Acusada de matar a mãe com medicamentos vai a júri nesta quinta

O júri inicia às 9h no Fórum da Comarca de Caçador

Inicia nesta quinta-feira, 20, o júri popular de três réus, cujos acusados pela morte de Elenir Ribeiro, que teria morrido após ingerir grande quantidade de remédio para emagrecer ministrado pela filha, Valéria Ribeiro, 24 anos. Ainda ficarão no banco dos réus a prima Priscila de Fátima Ribeiro, 26 anos, e Leandro Negretti, 25 anos.

O júri inicia às 9h no Fórum da Comarca de Caçador e será presidido pelo juiz Rodrigo Dadalt e na acusação atuará o promotor João Paulo de Andrade. A defesa será feita por dois advogados, a advogada Marcia Helena da Silva defendendo as primas Valéria e Priscila e Sandro de Oliveira, fazendo a defesa de Leandro Negretti.

De acordo com a advogada, que acompanha o caso desde a prisão do trio, é um caso bastante complexo e tem o agravante de ser mãe e filha. Ela disse ainda que será discutido o fato com todo o conjunto de provas, também a questão do agravante e as qualificadoras.
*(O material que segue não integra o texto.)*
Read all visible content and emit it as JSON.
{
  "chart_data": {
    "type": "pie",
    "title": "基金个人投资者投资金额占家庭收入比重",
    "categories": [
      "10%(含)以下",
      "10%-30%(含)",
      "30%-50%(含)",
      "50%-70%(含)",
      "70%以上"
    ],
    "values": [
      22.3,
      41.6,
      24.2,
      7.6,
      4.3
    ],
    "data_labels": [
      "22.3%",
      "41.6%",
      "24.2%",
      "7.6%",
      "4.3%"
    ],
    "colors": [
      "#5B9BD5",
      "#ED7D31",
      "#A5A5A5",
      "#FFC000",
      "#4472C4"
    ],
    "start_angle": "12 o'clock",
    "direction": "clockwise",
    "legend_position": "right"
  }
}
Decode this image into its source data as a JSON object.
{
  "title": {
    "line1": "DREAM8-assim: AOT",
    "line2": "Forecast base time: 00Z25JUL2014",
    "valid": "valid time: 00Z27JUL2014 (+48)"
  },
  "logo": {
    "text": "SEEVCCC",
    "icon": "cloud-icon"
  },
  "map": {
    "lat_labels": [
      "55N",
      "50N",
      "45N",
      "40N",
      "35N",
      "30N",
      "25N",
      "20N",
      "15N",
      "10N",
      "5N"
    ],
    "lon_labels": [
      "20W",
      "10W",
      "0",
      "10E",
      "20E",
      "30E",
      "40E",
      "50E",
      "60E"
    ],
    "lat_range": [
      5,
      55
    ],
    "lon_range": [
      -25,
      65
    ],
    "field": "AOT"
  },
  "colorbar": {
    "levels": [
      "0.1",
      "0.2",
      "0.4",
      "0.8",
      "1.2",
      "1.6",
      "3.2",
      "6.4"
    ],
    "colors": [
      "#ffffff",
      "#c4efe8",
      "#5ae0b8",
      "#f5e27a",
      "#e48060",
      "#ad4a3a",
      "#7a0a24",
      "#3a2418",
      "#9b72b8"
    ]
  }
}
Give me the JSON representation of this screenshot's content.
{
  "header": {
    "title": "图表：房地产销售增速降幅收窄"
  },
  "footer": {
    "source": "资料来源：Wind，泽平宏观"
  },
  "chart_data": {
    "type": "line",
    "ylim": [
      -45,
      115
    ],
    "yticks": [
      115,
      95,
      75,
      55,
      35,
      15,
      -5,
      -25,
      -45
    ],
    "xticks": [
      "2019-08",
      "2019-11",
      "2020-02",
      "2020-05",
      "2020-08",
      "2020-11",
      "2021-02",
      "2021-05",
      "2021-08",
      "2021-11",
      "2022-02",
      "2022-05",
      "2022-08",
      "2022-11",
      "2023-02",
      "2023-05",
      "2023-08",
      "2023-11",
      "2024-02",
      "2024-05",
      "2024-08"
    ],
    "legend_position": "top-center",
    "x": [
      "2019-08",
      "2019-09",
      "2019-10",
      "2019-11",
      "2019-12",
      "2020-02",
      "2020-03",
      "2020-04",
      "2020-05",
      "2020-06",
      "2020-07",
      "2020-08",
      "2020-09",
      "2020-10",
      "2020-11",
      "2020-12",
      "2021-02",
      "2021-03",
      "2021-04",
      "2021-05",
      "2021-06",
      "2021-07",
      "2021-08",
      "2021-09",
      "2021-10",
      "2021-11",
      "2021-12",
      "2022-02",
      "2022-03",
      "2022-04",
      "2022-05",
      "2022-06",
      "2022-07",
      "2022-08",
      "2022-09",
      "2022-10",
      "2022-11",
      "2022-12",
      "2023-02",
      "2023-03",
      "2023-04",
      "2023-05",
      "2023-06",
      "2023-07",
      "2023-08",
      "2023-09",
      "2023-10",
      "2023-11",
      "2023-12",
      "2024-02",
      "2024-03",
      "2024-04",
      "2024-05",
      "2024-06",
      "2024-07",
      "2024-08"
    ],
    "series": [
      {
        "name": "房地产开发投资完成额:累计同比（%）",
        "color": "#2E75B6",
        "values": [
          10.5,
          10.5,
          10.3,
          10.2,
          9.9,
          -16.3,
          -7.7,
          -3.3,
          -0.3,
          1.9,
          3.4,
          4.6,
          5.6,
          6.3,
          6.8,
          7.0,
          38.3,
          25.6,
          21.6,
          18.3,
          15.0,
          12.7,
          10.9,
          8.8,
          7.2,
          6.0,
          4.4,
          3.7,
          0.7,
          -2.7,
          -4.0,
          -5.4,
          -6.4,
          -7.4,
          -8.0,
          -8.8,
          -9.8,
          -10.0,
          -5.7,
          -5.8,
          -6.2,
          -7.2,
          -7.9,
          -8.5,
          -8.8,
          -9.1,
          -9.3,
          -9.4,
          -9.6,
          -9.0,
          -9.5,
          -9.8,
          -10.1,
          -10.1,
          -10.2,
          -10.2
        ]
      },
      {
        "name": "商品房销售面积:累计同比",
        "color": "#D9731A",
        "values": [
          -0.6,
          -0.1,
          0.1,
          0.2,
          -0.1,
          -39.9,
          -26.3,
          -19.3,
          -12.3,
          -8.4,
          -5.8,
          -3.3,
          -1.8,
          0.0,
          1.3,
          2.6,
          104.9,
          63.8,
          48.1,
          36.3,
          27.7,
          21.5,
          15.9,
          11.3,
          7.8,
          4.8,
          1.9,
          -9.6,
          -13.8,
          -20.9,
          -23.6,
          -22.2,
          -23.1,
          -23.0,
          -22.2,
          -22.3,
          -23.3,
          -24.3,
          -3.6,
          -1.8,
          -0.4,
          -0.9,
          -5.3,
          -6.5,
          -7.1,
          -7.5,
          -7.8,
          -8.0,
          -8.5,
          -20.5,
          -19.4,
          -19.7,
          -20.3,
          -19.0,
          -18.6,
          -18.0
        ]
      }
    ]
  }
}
“O júri vai julgar um caso bem complexo com três réus. Isso não é um caso atípico, mas quando o processo não gera provas técnicas, não tem materialidade como é este caso, onde a acusação está embasada em um único áudio feito pelos acusados, deve se analisar outras provas e existem muitas testemunhas”, disse a advogada.

Marcia disse ainda que busca sempre a verdade real, e isso é o que vai nortear o processo de júri. Quanto ao tempo de possivelmente dois dias de julgamento, é irrelevante desde que possam ouvir todas as testemunhas e saber o que elas têm a esclarecer para então fazer um julgamento isento do que foi exposto até agora.

“Durante a investigação, foi levantado um crime, porém há toda uma história por trás que perdura por 23 anos. É bastante longa e tem toda uma circunstância que vai ser esclarecida no júri. Desde o início da investigação, foi colocado um foco e viram que não era um crime e depois apareceu o áudio”, explicou.

A advogada comentou ainda que os réus estão presos há mais de um ano e o será um júri atípico em Caçador que pode durar dois dias.

“Eu busco sempre trabalhar em cima da verdade e busco acima de tudo um julgamento justo. Espero que seja aplicada uma pena conforme os fatos e as provas do processo e não sobre o que foi jogado ao vento sem comprovação, Vamos ter novamente a explanação de tudo que aconteceu e queremos deixar o mais claro possível para que os jurados possam entender e fazer um julgamento isento”, enfatizou.

Váléria já confessou o crime e irá manter isso no júri. “Quando ela foi presa, na Delegacia optou por ficar em silêncio, até porque não tinha um advogado ao lado, mas vai manter tudo o que disse nas audiências e isso não é uma tática da defesa, ela mesma está ciente disto. A sentença sai até sexta-feira e esperamos que seja uma pena justa. A nossa ideia é esclarecer os fatos na sua totalidade e não a partir de um áudio”, finalizou.

Relembre o caso:

A mãe da jovem sofria de esquizofrenia e necessitava de cuidados especiais, dos quais a filha era encarregada. Segundo o delegado, o ex-namorado, Leandro Negretti indicou um emagrecedor vendido sem retenção de receita médica, que segundo ele não seria identificado em uma perícia.

Segundo a investigação, Valéria Ribeiro da Silva e a prima, Priscila de Fátima Ribeiro assistiram à agonia da mulher por três horas. “Só depois de uma hora, quando tiveram certeza da morte dela, simularam um pedido de socorro aos bombeiros”, contou o delegado. Elenir morreu em março – na época, um atestado classificou a morte como natural.